Keywords Socioeconomic status, Health, Oral health, Survey, WELFARE-STATE REGIMES, EUROPEAN COUNTRIES, INEQUALITIES, DISPARITIES, GRADIENTS, ADULTS, LIFE, Public, Environmental & Occupational Health
Subject categories Dentistry

Abstract

Background: During the past two decades, several scientific publications from different countries have shown how oral health in the population varies with social determinants. The aim of the present study was to explore the relationship between self-reported oral and general health in relation to different measures of socioeconomic position.
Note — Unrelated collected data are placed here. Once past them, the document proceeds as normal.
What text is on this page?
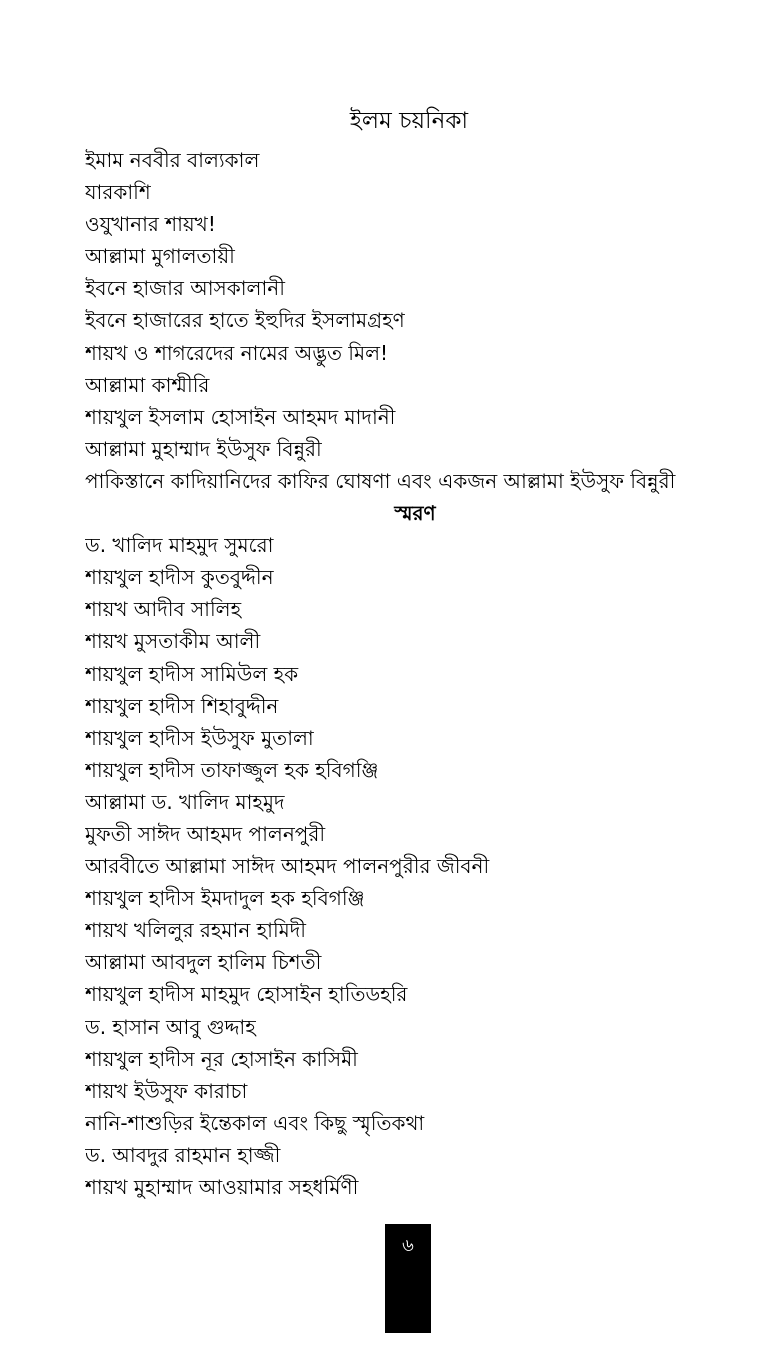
ইলম চয়নিকা
ইমাম নববীর বাল্যকাল
যারকাশি
ওযুখানার শায়খ!
আল্লামা মুগালতায়ী
ইবনে হাজার আসকালানী
ইবনে হাজারের হাতে ইহুদির ইসলামগ্রহণ
শায়খ ও শাগরেদের নামের অদ্ভুত মিল!
আল্লামা কাশ্মীরি
শায়খুল ইসলাম হোসাইন আহমদ মাদানী
আল্লামা মুহাম্মাদ ইউসুফ বিন্নুরী
পাকিস্তানে কাদিয়ানিদের কাফির ঘোষণা এবং একজন আল্লামা ইউসুফ বিন্নুরী
স্মরণ
ড. খালিদ মাহমুদ সুমরো
শায়খুল হাদীস কুতবুদ্দীন
শায়খ আদীব সালিহ
শায়খ মুসতাকীম আলী
শায়খুল হাদীস সামিউল হক
শায়খুল হাদীস শিহাবুদ্দীন
শায়খুল হাদীস ইউসুফ মুতালা
শায়খুল হাদীস তাফাজ্জুল হক হবিগঞ্জি
আল্লামা ড. খালিদ মাহমুদ
মুফতী সাঈদ আহমদ পালনপুরী
আরবীতে আল্লামা সাঈদ আহমদ পালনপুরীর জীবনী
শায়খুল হাদীস ইমদাদুল হক হবিগঞ্জি
শায়খ খলিলুর রহমান হামিদী
আল্লামা আবদুল হালিম চিশতী
শায়খুল হাদীস মাহমুদ হোসাইন হাতিডহরি
ড. হাসান আবু গুদ্দাহ
শায়খুল হাদীস নূর হোসাইন কাসিমী
শায়খ ইউসুফ কারাচা
নানি-শাশুড়ির ইন্তেকাল এবং কিছু স্মৃতিকথা
ড. আবদুর রাহমান হাজ্জী
শায়খ মুহাম্মাদ আওয়ামার সহধর্মিণী
৬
Methods: Data were collected from a randomly selected sample of the adult population in Sweden (n = 3500, mean age 53.4 years, 53.1% women). The response rate was 49.7%. Subjects were interviewed by telephone, using a questionnaire including items on self-reported oral and general health, socioeconomic position and lifestyle. Results: A significant gradient was found for both oral and general health: the lower the socioeconomic position, the poorer the health. Socioeconomic position and, above all, economic measures were strongly associated with general health (OR 3.95) and with oral health (OR 1.76) if having an income below SEK 200,000 per year. Similar results were found in multivariate analyses controlling for age, gender and lifestyle variables. Conclusions: For adults, there are clear socioeconomic gradients in self-reported oral and general health, irrespective of different socioeconomic measures. Action is needed to ensure greater equity of oral and general health.